The advent of Climate Services reinstated the fundamental role of the global observing system. The ability to monitor and to predict the climate outlook up to decades ahead is vital for planning societal activities such as energy and food provision. The GCOS observations underpin the achievement of the United Nations - Sustainable Development Goals (SDGs, of which Goal 13 is dedicated to Climate Action), by supporting standardisation of the quality of the observations and sustainability of long data records. The concept of the Essential Climate Variables (see Bojinski et al 2014, BAMS) has been functional to achieve this goal and the GCOS Implementation plan has provided the road-map for sustainability of the observing system and the climate information chain. 

The GCOS strategy will continue to build upon three actions: Advocate Coordinate Communicate, with the aims to achieve free and open data exchange for Water Carbon and Energy cycle information. There are 7 Global Climate Indicators (GCOS-GCI) that have been identified to provide headline information of the state of climate and its trend.

Global Climate Variables
Global Climate Indicators (source: GCOS)

 



GCOS Science Day

 

The GCOS Cooperation Mechanism builds on international partnerships, such as those with the Group on Earth Observations and the Committee on Earth Observation Satellites (GEO and CEOS), and with specific actions to tackle regions such as Africa where the observations present additional challenges related to sustainability, with regional workshops as the means by which local coordinating agencies are reached.

Of particular relevance to Numerical Weather Prediction science are achievements such as a global weather radar climate record and a surface reference networks (see GOS components) as they gather standardised information for model evaluation and assimilation.

The GCOS Science day presentations and discussions developed around climate science themes including Arctic and biosphere monitoring, with a review of the observations availability, the process modelling, and the services and communication necessary to enable an evidence-based policy and decision making. The Finnish ministerial representatives from foreign affairs and prime minister offices illustrated the role of science in guiding actions within the Arctic Council and in development national strategies.

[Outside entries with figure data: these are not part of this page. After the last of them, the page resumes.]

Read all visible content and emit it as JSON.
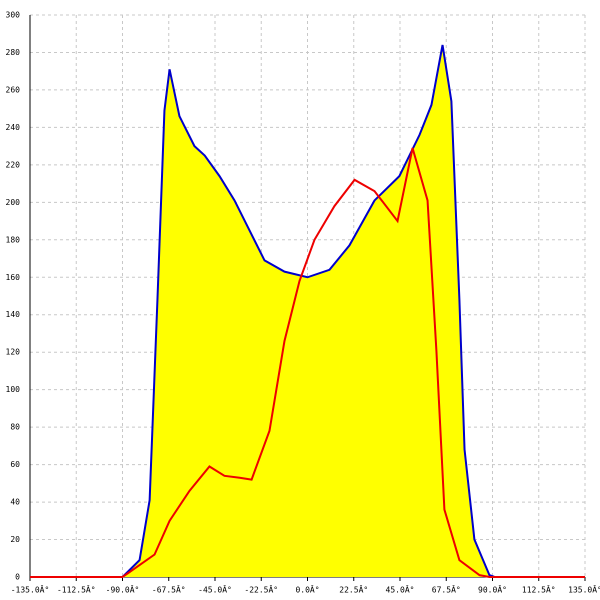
{
  "chart_data": {
    "type": "line",
    "xlim": [
      -135,
      135
    ],
    "xticks": [
      {
        "value": -135,
        "label": "-135.0Â°"
      },
      {
        "value": -112.5,
        "label": "-112.5Â°"
      },
      {
        "value": -90,
        "label": "-90.0Â°"
      },
      {
        "value": -67.5,
        "label": "-67.5Â°"
      },
      {
        "value": -45,
        "label": "-45.0Â°"
      },
      {
        "value": -22.5,
        "label": "-22.5Â°"
      },
      {
        "value": 0,
        "label": "0.0Â°"
      },
      {
        "value": 22.5,
        "label": "22.5Â°"
      },
      {
        "value": 45,
        "label": "45.0Â°"
      },
      {
        "value": 67.5,
        "label": "67.5Â°"
      },
      {
        "value": 90,
        "label": "90.0Â°"
      },
      {
        "value": 112.5,
        "label": "112.5Â°"
      },
      {
        "value": 135,
        "label": "135.0Â°"
      }
    ],
    "ylim": [
      0,
      300
    ],
    "yticks": [
      0,
      20,
      40,
      60,
      80,
      100,
      120,
      140,
      160,
      180,
      200,
      220,
      240,
      260,
      280,
      300
    ],
    "grid": true,
    "series": [
      {
        "color": "#0000cc",
        "fill": "#ffff00",
        "x": [
          -90,
          -81.7,
          -76.8,
          -73,
          -69.6,
          -67.1,
          -62.3,
          -55,
          -50,
          -42.8,
          -35.5,
          -28.2,
          -20.9,
          -11.2,
          0,
          10.7,
          20.4,
          32.6,
          44.7,
          54.5,
          60.3,
          65.7,
          70,
          73.9,
          76.4,
          81.2,
          88.5,
          91
        ],
        "values": [
          0,
          9,
          41,
          148,
          249,
          271,
          246,
          230,
          225,
          214,
          201,
          185,
          169,
          163,
          160,
          164,
          177,
          201,
          214,
          236,
          252,
          284,
          254,
          148,
          68,
          20,
          1,
          0
        ]
      },
      {
        "color": "#ee0000",
        "x": [
          -135,
          -90,
          -74.4,
          -67.1,
          -57.4,
          -47.7,
          -40.4,
          -33,
          -27.2,
          -18.5,
          -11.2,
          -3.9,
          3.4,
          13.1,
          22.9,
          32.6,
          43.8,
          51.1,
          58.4,
          62.7,
          66.6,
          73.9,
          83.7,
          88.5,
          135
        ],
        "values": [
          0,
          0,
          12,
          30,
          46,
          59,
          54,
          53,
          52,
          78,
          126,
          158,
          180,
          198,
          212,
          206,
          190,
          229,
          201,
          121,
          36,
          9,
          1,
          0,
          0
        ]
      }
    ]
  }
}
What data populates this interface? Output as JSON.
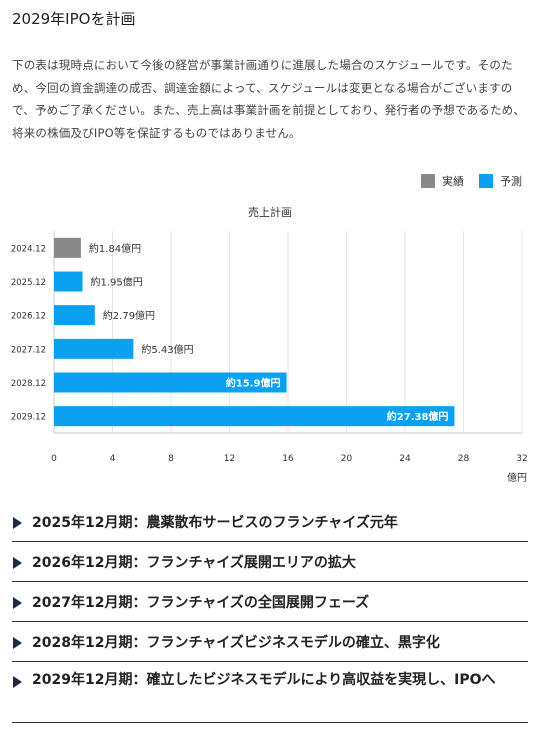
{
  "page": {
    "title": "2029年IPOを計画",
    "description": "下の表は現時点において今後の経営が事業計画通りに進展した場合のスケジュールです。そのため、今回の資金調達の成否、調達金額によって、スケジュールは変更となる場合がございますので、予めご了承ください。また、売上高は事業計画を前提としており、発行者の予想であるため、将来の株価及びIPO等を保証するものではありません。"
  },
  "legend": [
    {
      "label": "実績",
      "color": "#888888"
    },
    {
      "label": "予測",
      "color": "#0ba0f0"
    }
  ],
  "chart_data": {
    "type": "bar",
    "orientation": "horizontal",
    "title": "売上計画",
    "xlabel": "億円",
    "categories": [
      "2024.12",
      "2025.12",
      "2026.12",
      "2027.12",
      "2028.12",
      "2029.12"
    ],
    "values": [
      1.84,
      1.95,
      2.79,
      5.43,
      15.9,
      27.38
    ],
    "value_labels": [
      "約1.84億円",
      "約1.95億円",
      "約2.79億円",
      "約5.43億円",
      "約15.9億円",
      "約27.38億円"
    ],
    "series_type": [
      "実績",
      "予測",
      "予測",
      "予測",
      "予測",
      "予測"
    ],
    "xlim": [
      0,
      32
    ],
    "xticks": [
      0,
      4,
      8,
      12,
      16,
      20,
      24,
      28,
      32
    ],
    "grid": true,
    "legend_position": "top-right",
    "colors": {
      "actual": "#888888",
      "forecast": "#0ba0f0"
    }
  },
  "accordion": [
    {
      "label": "2025年12月期：農薬散布サービスのフランチャイズ元年"
    },
    {
      "label": "2026年12月期：フランチャイズ展開エリアの拡大"
    },
    {
      "label": "2027年12月期：フランチャイズの全国展開フェーズ"
    },
    {
      "label": "2028年12月期：フランチャイズビジネスモデルの確立、黒字化"
    },
    {
      "label": "2029年12月期：確立したビジネスモデルにより高収益を実現し、IPOへ"
    }
  ]
}
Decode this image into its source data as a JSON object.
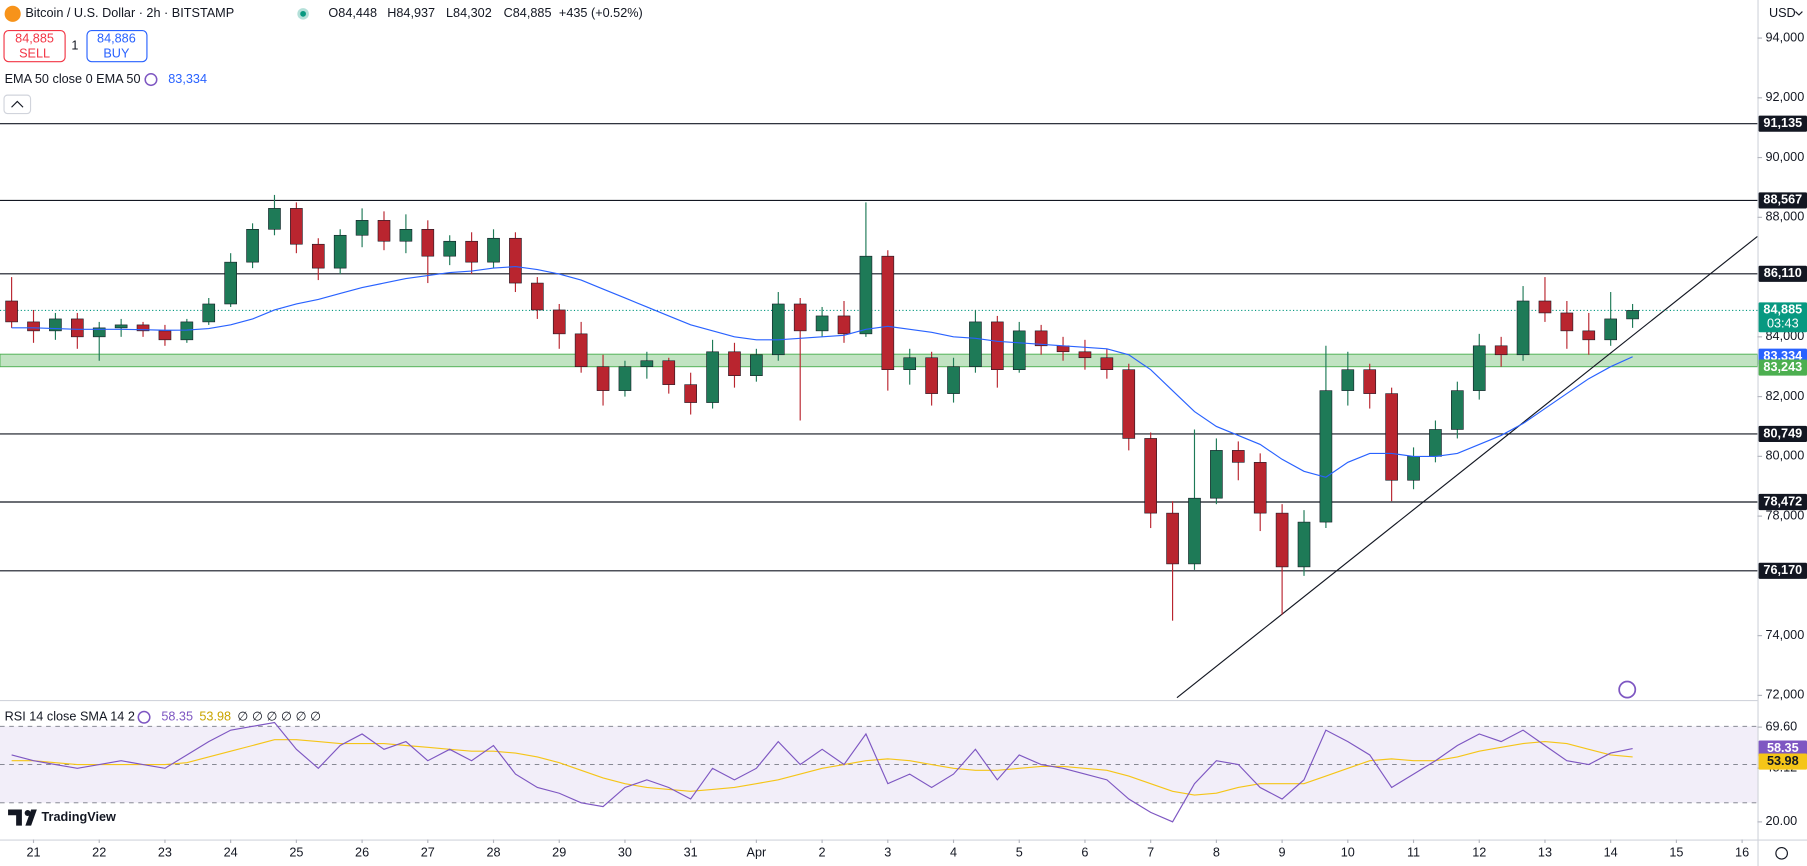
{
  "header": {
    "ohlc": [
      "O84,448",
      "H84,937",
      "L84,302",
      "C84,885"
    ],
    "change": "+435 (+0.52%)",
    "sell_price": "84,885",
    "sell": "SELL",
    "quantity": "1",
    "buy_price": "84,886",
    "buy": "BUY",
    "currency": "USD",
    "logo": "TradingView",
    "rsi_placeholders": "∅ ∅ ∅ ∅ ∅ ∅"
  },
  "chart_data": {
    "type": "candlestick",
    "title": "Bitcoin / U.S. Dollar · 2h · BITSTAMP",
    "xlim": [
      -0.53,
      79.7
    ],
    "xticks": [
      {
        "value": 1,
        "label": "21"
      },
      {
        "value": 4,
        "label": "22"
      },
      {
        "value": 7,
        "label": "23"
      },
      {
        "value": 10,
        "label": "24"
      },
      {
        "value": 13,
        "label": "25"
      },
      {
        "value": 16,
        "label": "26"
      },
      {
        "value": 19,
        "label": "27"
      },
      {
        "value": 22,
        "label": "28"
      },
      {
        "value": 25,
        "label": "29"
      },
      {
        "value": 28,
        "label": "30"
      },
      {
        "value": 31,
        "label": "31"
      },
      {
        "value": 34,
        "label": "Apr"
      },
      {
        "value": 37,
        "label": "2"
      },
      {
        "value": 40,
        "label": "3"
      },
      {
        "value": 43,
        "label": "4"
      },
      {
        "value": 46,
        "label": "5"
      },
      {
        "value": 49,
        "label": "6"
      },
      {
        "value": 52,
        "label": "7"
      },
      {
        "value": 55,
        "label": "8"
      },
      {
        "value": 58,
        "label": "9"
      },
      {
        "value": 61,
        "label": "10"
      },
      {
        "value": 64,
        "label": "11"
      },
      {
        "value": 67,
        "label": "12"
      },
      {
        "value": 70,
        "label": "13"
      },
      {
        "value": 73,
        "label": "14"
      },
      {
        "value": 76,
        "label": "15"
      },
      {
        "value": 79,
        "label": "16"
      }
    ],
    "ylim": [
      71847,
      95274
    ],
    "yticks": [
      {
        "value": 94000,
        "label": "94,000"
      },
      {
        "value": 92000,
        "label": "92,000"
      },
      {
        "value": 90000,
        "label": "90,000"
      },
      {
        "value": 88000,
        "label": "88,000"
      },
      {
        "value": 84000,
        "label": "84,000"
      },
      {
        "value": 82000,
        "label": "82,000"
      },
      {
        "value": 80000,
        "label": "80,000"
      },
      {
        "value": 78000,
        "label": "78,000"
      },
      {
        "value": 74000,
        "label": "74,000"
      },
      {
        "value": 72000,
        "label": "72,000"
      }
    ],
    "up_color": "#1e7a57",
    "down_color": "#b9252f",
    "open": [
      85200,
      84500,
      84200,
      84600,
      84000,
      84300,
      84400,
      84200,
      83900,
      84500,
      85100,
      86500,
      87600,
      88300,
      87100,
      86300,
      87400,
      87900,
      87200,
      87600,
      86700,
      87200,
      86500,
      87300,
      85800,
      84900,
      84100,
      83000,
      82200,
      83000,
      83200,
      82400,
      81800,
      83500,
      82700,
      83400,
      85100,
      84200,
      84700,
      84100,
      86700,
      82900,
      83300,
      82100,
      83000,
      84500,
      82900,
      84200,
      83700,
      83500,
      83300,
      82900,
      80600,
      78100,
      76400,
      78600,
      80200,
      79800,
      78100,
      76300,
      77800,
      82200,
      82900,
      82100,
      79200,
      80000,
      80900,
      82200,
      83700,
      83400,
      85200,
      84800,
      84200,
      83900,
      84600
    ],
    "high": [
      86000,
      84900,
      84800,
      84800,
      84500,
      84600,
      84500,
      84400,
      84600,
      85300,
      86800,
      87800,
      88750,
      88500,
      87300,
      87600,
      88300,
      88200,
      88100,
      87900,
      87400,
      87500,
      87600,
      87500,
      86000,
      85100,
      84500,
      83400,
      83200,
      83500,
      83300,
      82800,
      83900,
      83800,
      83600,
      85500,
      85300,
      85000,
      85200,
      88500,
      86900,
      83600,
      83500,
      83300,
      84900,
      84700,
      84500,
      84400,
      84000,
      83900,
      83600,
      83100,
      80800,
      78500,
      80900,
      80600,
      80500,
      80100,
      78400,
      78200,
      83700,
      83500,
      83100,
      82300,
      80300,
      81200,
      82500,
      84100,
      84000,
      85700,
      86000,
      85200,
      84800,
      85500,
      85100
    ],
    "low": [
      84300,
      83800,
      83900,
      83600,
      83200,
      84000,
      84000,
      83700,
      83800,
      84400,
      85000,
      86300,
      87400,
      86800,
      85900,
      86100,
      87000,
      86900,
      86800,
      85800,
      86400,
      86100,
      86300,
      85500,
      84600,
      83600,
      82800,
      81700,
      82000,
      82600,
      82100,
      81400,
      81600,
      82300,
      82500,
      83200,
      81200,
      84000,
      83800,
      84000,
      82200,
      82400,
      81700,
      81800,
      82800,
      82300,
      82800,
      83400,
      83200,
      82900,
      82600,
      80200,
      77600,
      74500,
      76200,
      78400,
      79200,
      77500,
      74700,
      76000,
      77600,
      81700,
      81600,
      78500,
      78900,
      79800,
      80600,
      81900,
      83000,
      83200,
      84500,
      83600,
      83400,
      83700,
      84300
    ],
    "close": [
      84500,
      84200,
      84600,
      84000,
      84300,
      84400,
      84200,
      83900,
      84500,
      85100,
      86500,
      87600,
      88300,
      87100,
      86300,
      87400,
      87900,
      87200,
      87600,
      86700,
      87200,
      86500,
      87300,
      85800,
      84900,
      84100,
      83000,
      82200,
      83000,
      83200,
      82400,
      81800,
      83500,
      82700,
      83400,
      85100,
      84200,
      84700,
      84100,
      86700,
      82900,
      83300,
      82100,
      83000,
      84500,
      82900,
      84200,
      83700,
      83500,
      83300,
      82900,
      80600,
      78100,
      76400,
      78600,
      80200,
      79800,
      78100,
      76300,
      77800,
      82200,
      82900,
      82100,
      79200,
      80000,
      80900,
      82200,
      83700,
      83400,
      85200,
      84800,
      84200,
      83900,
      84600,
      84885
    ],
    "close_label": "84,885",
    "countdown": "03:43",
    "price_color": "#089981",
    "levels": [
      {
        "value": 91135,
        "label": "91,135"
      },
      {
        "value": 88567,
        "label": "88,567"
      },
      {
        "value": 86110,
        "label": "86,110"
      },
      {
        "value": 80749,
        "label": "80,749"
      },
      {
        "value": 78472,
        "label": "78,472"
      },
      {
        "value": 76170,
        "label": "76,170"
      }
    ],
    "zone": [
      83000,
      83420
    ],
    "zone_color": "#4caf50",
    "zone_label": {
      "value": 83243,
      "label": "83,243"
    },
    "trendline": {
      "x": [
        53.2,
        79.7
      ],
      "y": [
        71924,
        87362
      ]
    },
    "ema": {
      "name": "EMA 50 close 0 EMA 50",
      "color": "#2962ff",
      "last_label": "83,334",
      "values": [
        84300,
        84300,
        84280,
        84250,
        84250,
        84250,
        84240,
        84220,
        84230,
        84280,
        84400,
        84600,
        84900,
        85100,
        85250,
        85450,
        85650,
        85800,
        85950,
        86050,
        86150,
        86200,
        86300,
        86350,
        86250,
        86100,
        85900,
        85600,
        85300,
        85000,
        84700,
        84400,
        84200,
        84000,
        83900,
        83900,
        83950,
        84000,
        84050,
        84250,
        84350,
        84250,
        84150,
        84000,
        83950,
        83850,
        83800,
        83750,
        83700,
        83650,
        83600,
        83400,
        82900,
        82200,
        81500,
        81000,
        80700,
        80400,
        79900,
        79500,
        79300,
        79800,
        80100,
        80100,
        80000,
        80000,
        80100,
        80400,
        80700,
        81100,
        81600,
        82100,
        82600,
        83000,
        83334
      ]
    },
    "rsi": {
      "name": "RSI 14 close SMA 14 2",
      "color": "#7e57c2",
      "last_label": "58.35",
      "ylim": [
        12,
        82
      ],
      "yticks": [
        {
          "value": 69.6,
          "label": "69.60"
        },
        {
          "value": 48.12,
          "label": "48.12"
        },
        {
          "value": 20,
          "label": "20.00"
        }
      ],
      "bands": [
        30,
        50,
        70
      ],
      "values": [
        55,
        52,
        50,
        48,
        50,
        52,
        50,
        48,
        55,
        62,
        68,
        70,
        72,
        58,
        48,
        60,
        66,
        58,
        62,
        52,
        58,
        52,
        60,
        45,
        38,
        35,
        30,
        28,
        38,
        42,
        38,
        32,
        48,
        42,
        48,
        62,
        50,
        58,
        50,
        66,
        40,
        45,
        38,
        45,
        58,
        42,
        55,
        50,
        48,
        45,
        42,
        32,
        25,
        20,
        40,
        52,
        50,
        38,
        32,
        42,
        68,
        62,
        55,
        38,
        45,
        52,
        60,
        66,
        62,
        68,
        60,
        52,
        50,
        56,
        58.35
      ],
      "sma": {
        "color": "#f5c518",
        "last_label": "53.98",
        "values": [
          52,
          52,
          51,
          50,
          50,
          50,
          50,
          50,
          51,
          54,
          57,
          60,
          63,
          63,
          62,
          61,
          61,
          61,
          60,
          59,
          58,
          57,
          57,
          56,
          54,
          51,
          47,
          43,
          40,
          38,
          37,
          36,
          37,
          38,
          40,
          42,
          45,
          48,
          50,
          52,
          53,
          52,
          50,
          48,
          47,
          47,
          48,
          49,
          49,
          48,
          47,
          44,
          40,
          36,
          34,
          35,
          38,
          40,
          40,
          40,
          44,
          48,
          52,
          53,
          52,
          52,
          54,
          57,
          59,
          61,
          62,
          61,
          58,
          55,
          53.98
        ]
      }
    }
  }
}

The Arctic Council, established in 1996, fosters cooperation between the 8 Arctic countries and 6 indigenous communities with a clear environmental focus. There are about 4 million people living in the Arctic, with about 10% indigenous communities. The Arctic Climate Impact Assessment in 2004 (ACIA) has been an important step. Finland's international cooperation is fostered by its geographical location and extent and privileged access to Arctic and Baltic, that define the monitoring needs. The ESA GlobSnow and COST-HarmoSnow are two of the international activities led by FMI. The snow-pack has crucial role in the water cycle but it is also shown that snow duration can be a proxy for the natural carbon cycle uptake (see Pulliainen et al 2017, PNAS).

Examples from the satellites fleets on geostationary and polar orbits showed how remote sensing capabilities are essential for monitoring the Arctic and support derived products such as those developed in the EUMETSAT Climate Monitoring Satellite Application Facility and entering climate reanalysis. Satellites clearly complement the in-situ ground-based network in reaching global coverage, but they also enables the development of more complex remote sensing retrievals such as those involved in atmospheric compositions, surface stocks and emissions, and for which ground-truth observations are a necessity.

The ICOS and ACTRIS observing networks along with all other Arctic observations have been surveyed within the INTAROS project, which gave a compelling view of the integrated Arctic observing network status and the ongoing efforts to monitor climate change particularly at high latitudes where the speed of change is about twice as fast compared to the global average.

The progress of the CO2 Human Emission project in the first year has been presented illustrating the first CHE global nature runs covering the year 2015 at 9km and 3-hourly resolutions, along with the agenda for the development of a monitoring support system for CO2 anthropogenic emissions. The CO2 fits well within GCOS scope and aims and is one of the 7 Global Climate Indicators and 54 Essential Climate Variables. Both the terrestrial natural biosphere exchanges of CO2 and the fossil fuel emissions require adequate observing systems and the combined used of satellite and in-situ observations.